AI Evaluation Is the Real Work: What We Learned Teaching a Government Cohort to Break Our Prototypes

Earlier this month, the Aspen Institute, the policy non-profit, brought together a group of 23 state and county benefits administrators in Pittsburgh to discuss the challenges of delivering benefits at scale. Collected Company partnered with the New Practice Lab at New America to translate agency implementation challenges into prototypes as part of a 36-hour sprint. On Monday we brainstormed, on Tuesday we built, and on Wednesday morning, we walked the group through four functional prototypes: A document parser that pulled requirements out of federal legislation, state policy, and state guidance. A case management assistant that read an application form and flagged what a caseworker still needed to ask. A training tool for call center operators. A bot that answered claimant questions about unemployment eligibility.
The demos worked. The administrators laughed at the right moments, leaned in when we expected them to, and asked sharp questions about how the tools handled the edge cases in their real workflows.
But instead of discussing all the new features these tools could have, we wanted to focus on all the ways they could fail.
When Teo wrote about what changes when building gets cheap, he focused on the first step of the build: defining the problem. We’re here to talk about the next step: evaluating the solution.
A working prototype used to signal weeks of engineering and decisions that had already survived scrutiny. AI collapses that signal. "Looks done" is now the cheapest thing AI produces. Knowing how it will fail is the skill that scales.
We Asked Them to Break Our Demos
We ran an exercise called Break It! Each small group got a prototype and seven prompts:
Harmful Advice: Where could the tool give actively harmful advice?
Bias: Where could bias show up?
Data Vulnerabilities: What happens when the data is messy, incomplete, corrupted, or personally identifiable?
Staff Incentives/Workarounds: What bad staff incentives or operational workarounds might emerge?
Public Trust Breakdown: How could public trust break?
Changes Over Time: How will you know when an initial “good” solution has drifted?
Explainability: Can a caseworker explain a decision the AI makes to an applicant?
The groups did not run out of things to find. A training bot that produced plausible answers also confidently produced wrong ones, because plausible and accurate are qualities AI is bad at distinguishing. A document parser that worked on Oregon's tidy PDFs would behave unpredictably for a state with less organized policy documentation. A faulty eligibility tool that agency staff trust too much becomes a worse outcome for claimants than no tool at all.
The point of our exercise was to show that AI failure modes are the product specifications. If you cannot capture the needs of real beneficiaries and describe how a tool will fail, you have not yet described an effective tool.
What the Conversation Revealed
Most of the executives in the room had never tried to break a tool before, but once we gave them a framework for it, they couldn’t stop.
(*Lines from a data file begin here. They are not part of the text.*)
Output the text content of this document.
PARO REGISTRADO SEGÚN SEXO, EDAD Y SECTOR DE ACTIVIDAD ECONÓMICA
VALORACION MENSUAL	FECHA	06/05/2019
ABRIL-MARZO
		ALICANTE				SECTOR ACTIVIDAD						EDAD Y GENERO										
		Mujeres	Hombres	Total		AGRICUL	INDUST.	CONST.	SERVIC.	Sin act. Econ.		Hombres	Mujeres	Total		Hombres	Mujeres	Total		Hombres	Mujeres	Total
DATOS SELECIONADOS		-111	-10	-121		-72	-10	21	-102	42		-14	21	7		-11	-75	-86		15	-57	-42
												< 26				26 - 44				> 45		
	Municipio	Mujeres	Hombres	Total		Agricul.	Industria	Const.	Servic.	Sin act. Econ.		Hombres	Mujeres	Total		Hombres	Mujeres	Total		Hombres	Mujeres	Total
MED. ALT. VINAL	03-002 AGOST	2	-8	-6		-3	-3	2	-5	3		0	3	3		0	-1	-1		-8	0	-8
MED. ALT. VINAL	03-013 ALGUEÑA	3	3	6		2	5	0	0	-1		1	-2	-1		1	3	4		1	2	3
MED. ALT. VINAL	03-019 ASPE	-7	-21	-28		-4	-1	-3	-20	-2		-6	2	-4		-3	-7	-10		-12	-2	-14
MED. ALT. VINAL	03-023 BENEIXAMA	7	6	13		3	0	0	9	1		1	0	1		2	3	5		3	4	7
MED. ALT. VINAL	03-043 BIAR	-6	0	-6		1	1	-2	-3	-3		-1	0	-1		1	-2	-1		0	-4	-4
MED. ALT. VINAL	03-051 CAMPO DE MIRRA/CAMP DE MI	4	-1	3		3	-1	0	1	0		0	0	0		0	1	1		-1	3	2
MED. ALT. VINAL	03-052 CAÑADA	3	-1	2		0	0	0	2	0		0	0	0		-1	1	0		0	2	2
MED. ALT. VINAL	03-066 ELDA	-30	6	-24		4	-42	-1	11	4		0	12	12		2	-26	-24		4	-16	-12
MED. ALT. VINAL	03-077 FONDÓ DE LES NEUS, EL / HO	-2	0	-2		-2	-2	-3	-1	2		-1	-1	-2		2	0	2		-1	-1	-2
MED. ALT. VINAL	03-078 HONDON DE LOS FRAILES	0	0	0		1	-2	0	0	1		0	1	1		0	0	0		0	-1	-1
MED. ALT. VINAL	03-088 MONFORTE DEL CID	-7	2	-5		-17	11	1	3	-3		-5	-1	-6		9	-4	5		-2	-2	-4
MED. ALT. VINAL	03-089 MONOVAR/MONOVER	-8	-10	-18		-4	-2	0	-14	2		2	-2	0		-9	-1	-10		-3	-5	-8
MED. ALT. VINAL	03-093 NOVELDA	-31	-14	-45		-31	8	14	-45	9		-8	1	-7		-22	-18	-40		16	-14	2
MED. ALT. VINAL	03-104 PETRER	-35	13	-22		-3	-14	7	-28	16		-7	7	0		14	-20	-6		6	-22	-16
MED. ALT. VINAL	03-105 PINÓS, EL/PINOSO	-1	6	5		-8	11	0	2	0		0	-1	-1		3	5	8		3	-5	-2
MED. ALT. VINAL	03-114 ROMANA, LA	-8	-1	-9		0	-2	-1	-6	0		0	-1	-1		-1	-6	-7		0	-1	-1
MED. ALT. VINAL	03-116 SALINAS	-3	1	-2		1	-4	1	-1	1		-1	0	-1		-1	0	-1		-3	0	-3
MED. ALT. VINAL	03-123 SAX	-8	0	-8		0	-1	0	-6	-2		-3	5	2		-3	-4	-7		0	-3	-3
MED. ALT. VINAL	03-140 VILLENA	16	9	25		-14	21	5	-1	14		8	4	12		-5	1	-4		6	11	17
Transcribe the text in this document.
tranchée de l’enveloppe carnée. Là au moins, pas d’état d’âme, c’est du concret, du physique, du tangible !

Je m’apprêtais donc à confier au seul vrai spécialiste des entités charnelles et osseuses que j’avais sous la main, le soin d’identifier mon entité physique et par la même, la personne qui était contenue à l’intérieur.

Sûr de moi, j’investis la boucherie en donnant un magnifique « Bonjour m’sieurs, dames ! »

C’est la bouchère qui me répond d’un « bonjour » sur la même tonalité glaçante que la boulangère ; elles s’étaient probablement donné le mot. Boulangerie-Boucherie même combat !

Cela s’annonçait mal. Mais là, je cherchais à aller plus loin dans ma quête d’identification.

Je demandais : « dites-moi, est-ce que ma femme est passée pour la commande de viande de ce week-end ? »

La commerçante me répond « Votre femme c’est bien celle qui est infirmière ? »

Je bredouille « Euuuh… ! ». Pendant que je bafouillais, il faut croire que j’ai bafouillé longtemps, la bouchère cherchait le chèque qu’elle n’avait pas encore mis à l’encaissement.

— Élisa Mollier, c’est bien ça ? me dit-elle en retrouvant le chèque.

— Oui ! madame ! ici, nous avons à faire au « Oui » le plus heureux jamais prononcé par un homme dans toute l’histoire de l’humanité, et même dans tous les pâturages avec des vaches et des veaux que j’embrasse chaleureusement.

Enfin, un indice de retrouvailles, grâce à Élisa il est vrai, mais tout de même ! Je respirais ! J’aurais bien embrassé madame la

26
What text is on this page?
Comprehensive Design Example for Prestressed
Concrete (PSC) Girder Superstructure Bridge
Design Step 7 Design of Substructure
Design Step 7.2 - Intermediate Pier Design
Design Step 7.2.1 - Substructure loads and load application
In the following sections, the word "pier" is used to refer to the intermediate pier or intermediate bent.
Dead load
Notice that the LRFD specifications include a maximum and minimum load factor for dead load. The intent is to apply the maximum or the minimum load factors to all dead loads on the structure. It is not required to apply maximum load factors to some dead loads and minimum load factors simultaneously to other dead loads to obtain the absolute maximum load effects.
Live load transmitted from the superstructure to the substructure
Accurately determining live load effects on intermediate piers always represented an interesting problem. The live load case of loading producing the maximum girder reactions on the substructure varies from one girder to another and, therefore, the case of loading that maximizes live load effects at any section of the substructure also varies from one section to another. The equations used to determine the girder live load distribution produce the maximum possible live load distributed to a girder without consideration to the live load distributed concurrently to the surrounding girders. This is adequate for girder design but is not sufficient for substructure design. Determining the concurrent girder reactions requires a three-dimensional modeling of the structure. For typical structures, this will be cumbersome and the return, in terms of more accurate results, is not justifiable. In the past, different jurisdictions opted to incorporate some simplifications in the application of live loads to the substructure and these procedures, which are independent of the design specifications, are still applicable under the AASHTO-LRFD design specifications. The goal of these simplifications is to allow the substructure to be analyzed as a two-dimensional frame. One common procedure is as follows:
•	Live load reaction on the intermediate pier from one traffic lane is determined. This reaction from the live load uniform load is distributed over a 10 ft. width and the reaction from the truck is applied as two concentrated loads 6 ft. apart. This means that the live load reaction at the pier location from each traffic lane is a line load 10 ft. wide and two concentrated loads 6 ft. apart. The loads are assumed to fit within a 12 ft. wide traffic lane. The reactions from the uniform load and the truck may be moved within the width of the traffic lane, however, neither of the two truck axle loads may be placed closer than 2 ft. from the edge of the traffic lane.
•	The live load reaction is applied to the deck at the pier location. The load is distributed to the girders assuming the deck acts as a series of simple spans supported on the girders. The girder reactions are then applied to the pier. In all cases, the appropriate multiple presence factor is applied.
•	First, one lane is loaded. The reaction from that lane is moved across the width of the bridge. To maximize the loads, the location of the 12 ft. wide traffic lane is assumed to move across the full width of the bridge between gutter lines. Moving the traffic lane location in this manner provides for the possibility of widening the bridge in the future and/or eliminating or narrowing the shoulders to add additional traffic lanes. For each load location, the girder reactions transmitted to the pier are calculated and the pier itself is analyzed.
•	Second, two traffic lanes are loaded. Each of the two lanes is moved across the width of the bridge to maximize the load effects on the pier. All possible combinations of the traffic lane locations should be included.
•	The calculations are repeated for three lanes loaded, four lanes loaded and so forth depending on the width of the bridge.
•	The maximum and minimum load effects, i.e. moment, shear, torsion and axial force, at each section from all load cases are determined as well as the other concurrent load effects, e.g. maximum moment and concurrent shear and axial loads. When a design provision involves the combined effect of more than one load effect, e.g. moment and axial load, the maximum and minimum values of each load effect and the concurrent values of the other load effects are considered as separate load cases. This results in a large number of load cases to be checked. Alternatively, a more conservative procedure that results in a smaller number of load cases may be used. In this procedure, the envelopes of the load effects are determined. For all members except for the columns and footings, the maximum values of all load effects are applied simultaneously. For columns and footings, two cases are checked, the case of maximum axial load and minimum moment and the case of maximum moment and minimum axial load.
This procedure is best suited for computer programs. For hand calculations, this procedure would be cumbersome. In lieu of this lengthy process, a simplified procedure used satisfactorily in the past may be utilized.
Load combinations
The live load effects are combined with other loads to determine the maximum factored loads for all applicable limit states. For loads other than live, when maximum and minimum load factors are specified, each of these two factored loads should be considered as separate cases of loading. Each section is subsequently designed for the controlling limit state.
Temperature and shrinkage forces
The failure modes weren’t hard to find, it was just that nobody had previously told them that finding gaps was now part of their job.
For most of enterprise software's history, evaluation was the vendor's job. Building was hard, only the vendor had the capacity to test what they built, and the buyer had reasonable grounds to trust that it had been tested. But when anyone can stand up a working prototype in a day, the organization whose name will be on the press release if something goes wrong has to own evaluation in a way they did not before.
AI compresses time and scale, which means it compresses both your capacity for good and your capacity for harm. The question changes from "how is it built?" to "how does it break?" and the answer is rarely loud. AI fails silently and inconsistently. Whoever is accountable for the system needs a way to see those failures before the public does.
Every leader shipping AI now holds two jobs they may not have held before. Neither is technical.
The first is definition, which happens before anything gets built: defining what success looks like in language a non-engineer can evaluate, and listening to the real user early enough that what gets built is shaped by them rather than discovered by them.
The second is evaluation, which happens continuously during and after the build. The goal is to build-in measurement and learning goals from the start, and create a real path for the people closest to the harm to continuously flag it.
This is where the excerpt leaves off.